Warm a crepe pan and when hot pour in a ladleful of crepe batter. Cook on medium-high heat until the top looks set and the edges of the crepe naturally peel off the pan (about 2 minutes). Gently slide a spatula under the crepe and flip it over. Cook the other side for just about a half minute. Repeat until all of the batter has been used.
Let crepes cool completely before moving on to the next step. If making ahead, stack them on a plate, cover with cling film and keep refrigerated.
Optionally you can trim the edges of the crepes. Find a plate the desired size, place it on top of each crepe and run a knife around the edges. This is not an obigatory step, but helps achieve more regular edges to your cake.
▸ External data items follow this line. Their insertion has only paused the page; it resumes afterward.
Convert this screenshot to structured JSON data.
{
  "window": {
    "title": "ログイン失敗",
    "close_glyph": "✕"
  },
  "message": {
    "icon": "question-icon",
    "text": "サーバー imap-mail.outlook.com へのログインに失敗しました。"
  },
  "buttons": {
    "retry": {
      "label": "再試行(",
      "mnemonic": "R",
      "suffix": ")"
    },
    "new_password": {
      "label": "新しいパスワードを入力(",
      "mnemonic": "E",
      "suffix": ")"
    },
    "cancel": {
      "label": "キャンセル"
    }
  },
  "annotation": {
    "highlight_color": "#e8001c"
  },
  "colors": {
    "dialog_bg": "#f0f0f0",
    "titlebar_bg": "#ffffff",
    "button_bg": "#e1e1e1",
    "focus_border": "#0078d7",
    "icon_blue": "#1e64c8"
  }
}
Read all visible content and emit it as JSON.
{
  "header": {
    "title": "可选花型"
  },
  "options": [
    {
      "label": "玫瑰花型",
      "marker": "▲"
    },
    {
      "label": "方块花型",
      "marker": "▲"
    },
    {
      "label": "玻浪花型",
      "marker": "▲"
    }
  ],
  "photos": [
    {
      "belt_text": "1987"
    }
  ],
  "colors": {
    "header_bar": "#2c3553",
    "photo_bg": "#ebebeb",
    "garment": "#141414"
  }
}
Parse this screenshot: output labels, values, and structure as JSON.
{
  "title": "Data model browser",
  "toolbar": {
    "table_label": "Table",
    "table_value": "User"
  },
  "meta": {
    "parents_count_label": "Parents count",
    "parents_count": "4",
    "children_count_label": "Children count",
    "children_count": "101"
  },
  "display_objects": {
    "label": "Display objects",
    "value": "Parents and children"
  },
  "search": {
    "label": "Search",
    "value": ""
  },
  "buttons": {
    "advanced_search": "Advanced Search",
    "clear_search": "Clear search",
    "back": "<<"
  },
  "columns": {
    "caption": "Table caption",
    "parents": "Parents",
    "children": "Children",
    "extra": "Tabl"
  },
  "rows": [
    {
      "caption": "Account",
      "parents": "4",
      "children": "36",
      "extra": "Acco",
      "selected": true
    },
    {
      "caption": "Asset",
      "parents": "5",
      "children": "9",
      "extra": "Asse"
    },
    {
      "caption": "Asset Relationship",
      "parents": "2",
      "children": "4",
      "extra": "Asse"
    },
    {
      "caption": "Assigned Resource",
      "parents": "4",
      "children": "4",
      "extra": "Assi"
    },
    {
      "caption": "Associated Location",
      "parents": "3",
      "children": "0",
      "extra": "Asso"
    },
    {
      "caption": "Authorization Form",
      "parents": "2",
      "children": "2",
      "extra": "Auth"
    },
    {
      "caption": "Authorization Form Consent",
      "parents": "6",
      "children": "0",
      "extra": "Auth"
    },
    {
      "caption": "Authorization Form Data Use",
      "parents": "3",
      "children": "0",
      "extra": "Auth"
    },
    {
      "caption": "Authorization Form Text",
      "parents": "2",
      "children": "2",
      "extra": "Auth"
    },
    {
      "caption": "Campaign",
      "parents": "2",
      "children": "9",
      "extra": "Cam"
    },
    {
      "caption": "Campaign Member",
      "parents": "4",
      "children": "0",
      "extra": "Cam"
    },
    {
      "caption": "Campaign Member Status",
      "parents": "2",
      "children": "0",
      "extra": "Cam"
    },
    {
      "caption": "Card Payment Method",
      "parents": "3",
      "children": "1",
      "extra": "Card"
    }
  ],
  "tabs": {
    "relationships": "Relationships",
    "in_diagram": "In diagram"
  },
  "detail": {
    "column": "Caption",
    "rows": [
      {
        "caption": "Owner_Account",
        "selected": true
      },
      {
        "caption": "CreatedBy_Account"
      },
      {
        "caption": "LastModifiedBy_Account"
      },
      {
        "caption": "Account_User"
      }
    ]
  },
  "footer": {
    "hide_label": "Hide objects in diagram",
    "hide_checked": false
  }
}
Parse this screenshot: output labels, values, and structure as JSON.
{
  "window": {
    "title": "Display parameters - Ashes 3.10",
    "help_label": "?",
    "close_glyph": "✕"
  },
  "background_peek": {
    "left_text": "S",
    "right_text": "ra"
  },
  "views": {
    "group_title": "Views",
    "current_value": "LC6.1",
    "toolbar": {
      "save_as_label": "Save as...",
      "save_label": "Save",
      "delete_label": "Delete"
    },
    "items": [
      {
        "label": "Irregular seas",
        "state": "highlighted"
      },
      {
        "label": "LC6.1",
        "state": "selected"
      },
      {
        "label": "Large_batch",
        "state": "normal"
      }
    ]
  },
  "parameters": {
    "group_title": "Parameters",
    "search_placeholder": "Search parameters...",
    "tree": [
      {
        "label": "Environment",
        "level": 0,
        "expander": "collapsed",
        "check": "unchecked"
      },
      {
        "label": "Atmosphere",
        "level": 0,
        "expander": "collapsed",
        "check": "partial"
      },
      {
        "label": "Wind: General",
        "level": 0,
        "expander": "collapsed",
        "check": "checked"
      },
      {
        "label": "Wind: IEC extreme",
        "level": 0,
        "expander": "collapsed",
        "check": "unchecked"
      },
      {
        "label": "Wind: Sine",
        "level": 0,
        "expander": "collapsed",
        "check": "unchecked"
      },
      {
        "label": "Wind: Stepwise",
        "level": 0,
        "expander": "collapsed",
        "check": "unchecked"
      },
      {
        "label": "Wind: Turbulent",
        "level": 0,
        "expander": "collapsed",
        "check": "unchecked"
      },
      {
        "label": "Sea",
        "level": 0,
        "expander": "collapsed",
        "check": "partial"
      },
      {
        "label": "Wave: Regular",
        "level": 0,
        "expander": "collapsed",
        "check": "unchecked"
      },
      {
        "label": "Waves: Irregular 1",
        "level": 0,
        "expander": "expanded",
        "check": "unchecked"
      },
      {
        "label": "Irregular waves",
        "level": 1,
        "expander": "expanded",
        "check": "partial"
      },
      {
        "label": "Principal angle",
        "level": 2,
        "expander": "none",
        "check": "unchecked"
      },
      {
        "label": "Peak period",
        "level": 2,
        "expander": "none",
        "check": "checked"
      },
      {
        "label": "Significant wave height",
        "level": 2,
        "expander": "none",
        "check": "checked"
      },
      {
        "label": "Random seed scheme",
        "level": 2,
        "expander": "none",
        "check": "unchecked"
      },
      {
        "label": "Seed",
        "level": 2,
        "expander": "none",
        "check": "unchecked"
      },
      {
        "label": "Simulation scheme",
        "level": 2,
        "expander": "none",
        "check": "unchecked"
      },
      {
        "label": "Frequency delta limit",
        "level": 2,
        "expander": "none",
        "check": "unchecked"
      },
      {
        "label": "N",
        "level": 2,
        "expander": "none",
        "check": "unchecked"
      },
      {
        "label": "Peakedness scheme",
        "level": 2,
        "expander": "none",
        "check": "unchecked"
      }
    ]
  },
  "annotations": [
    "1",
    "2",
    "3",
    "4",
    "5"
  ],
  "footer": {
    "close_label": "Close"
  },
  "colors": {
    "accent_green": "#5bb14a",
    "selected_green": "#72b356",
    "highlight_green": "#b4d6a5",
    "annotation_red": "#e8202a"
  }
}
Combine 500 ml of whipping cream with the powdered sugar and whip to hard peaks.
Finely mince about half of the drained sour cherries.
Place a crepe on a cake stand. Spread a thin layer of whipped cream on a crepe using an angled spatula, then add some minced cherries on top. Stack the next crepe on top and proceed working this way. Remember that the last crepe should have no frosting over it.
Place the cake in the fridge to set as you prepare the ganache.
Warm the remaining cream in a double boiler or in the microwave. When hot stir in the chocolate chips until dissolved. Let cool for a couple of minutes.
Take the cake out of the fridge and place it over a rack. Pour the ganache in a slow stream allowing it to pour over the edges of the top layer and down the sides of the cake.
Before the ganache hardens, add remaining cherries on the top as decoration. Chill in the fridge for a minimum of 1 hour before serving.
Sour cherry syrup is discarded in this recipe, but you may choose to drizzle some in between layers. Be aware that doing so will stain the cream pink.
I like to use a non-stick frying pan and the oil I add in my batter is enough not to need to grease the pan. However if you have a different pan and your crepe will not peel off when trying to flip it, you may need to grease your pan before adding the batter.
The number of layers in your cake depends on the amount of crepes you made, which ultimately depends on the size of the pan used. You may run out of cream or crepes when assembling your cake because of these factors. The amounts in this recipe should yield a cake with 12-16 layers (mine had 14) if using a standard size pan.